The Rio+20 summit would be an ideal platform for developing MCG at an international level. It would make the summit far more relevant to the broader consumer movement than at present, where consumption and consumer protection issues are seen more as footnotes than drivers for badly needed change. And of course MCG could provide consumer organisations across the developed world with the much needed impetus to drive forward – with other stakeholders – a transformative change towards sustainable and equitable lifestyles.
If we get the MCG right as a framework in itself, then the real challenge of achieving them can begin. Realising the Millennium Consumption Goals will require a change to the international economy as profound and all-encompassing as the process of globalisation they would seek to remedy.

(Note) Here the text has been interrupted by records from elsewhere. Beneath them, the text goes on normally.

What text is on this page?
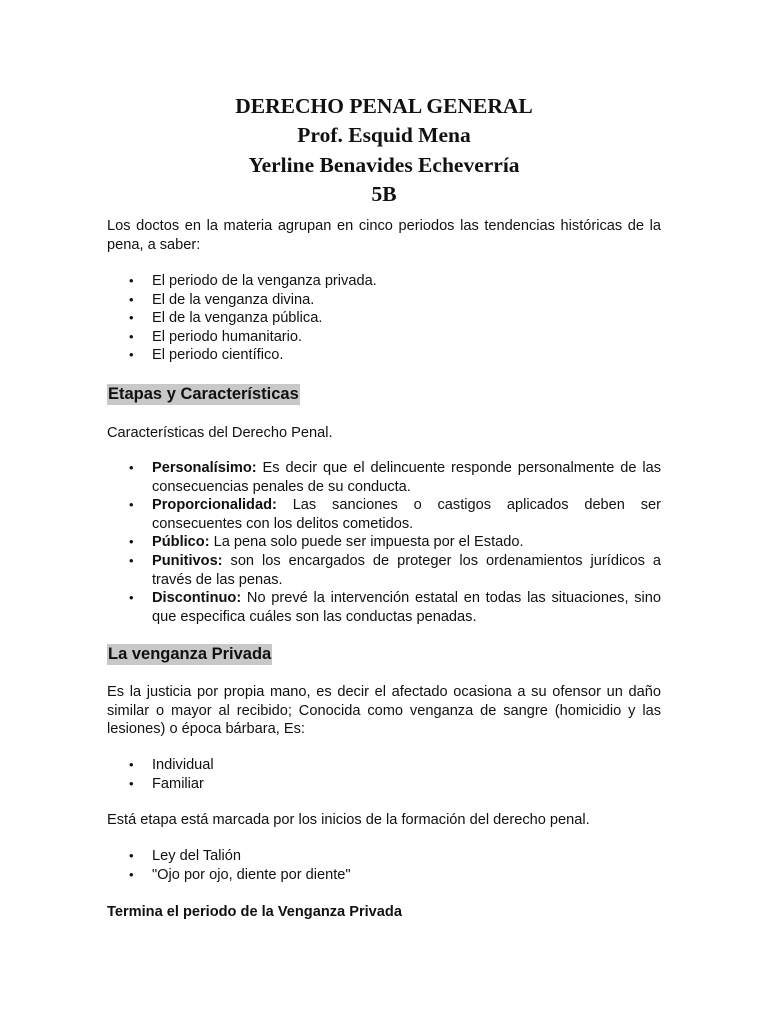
DERECHO PENAL GENERAL
Prof. Esquid Mena
Yerline Benavides Echeverría
5B

Los doctos en la materia agrupan en cinco periodos las tendencias históricas de la pena, a saber:

• El periodo de la venganza privada.
• El de la venganza divina.
• El de la venganza pública.
• El periodo humanitario.
• El periodo científico.
Etapas y Características

Características del Derecho Penal.

• Personalísimo: Es decir que el delincuente responde personalmente de las consecuencias penales de su conducta.
• Proporcionalidad: Las sanciones o castigos aplicados deben ser consecuentes con los delitos cometidos.
• Público: La pena solo puede ser impuesta por el Estado.
• Punitivos: son los encargados de proteger los ordenamientos jurídicos a través de las penas.
• Discontinuo: No prevé la intervención estatal en todas las situaciones, sino que especifica cuáles son las conductas penadas.
La venganza Privada

Es la justicia por propia mano, es decir el afectado ocasiona a su ofensor un daño similar o mayor al recibido; Conocida como venganza de sangre (homicidio y las lesiones) o época bárbara, Es:

• Individual
• Familiar

Está etapa está marcada por los inicios de la formación del derecho penal.

• Ley del Talión
• "Ojo por ojo, diente por diente"

Termina el periodo de la Venganza Privada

Bjarne Pedersen will attend the second preparatory negotiations for Rio+20 7-8 March 2011 in New York at the United Nations, pushing the case for more discussion about what the MCG could achieve.
The consumer movement have a long history of involvement in sustainable consumption and production – from the UN CSD process to programmes across the world on consumer awareness, education and empowerment. We base our work on the 8 consumer rights.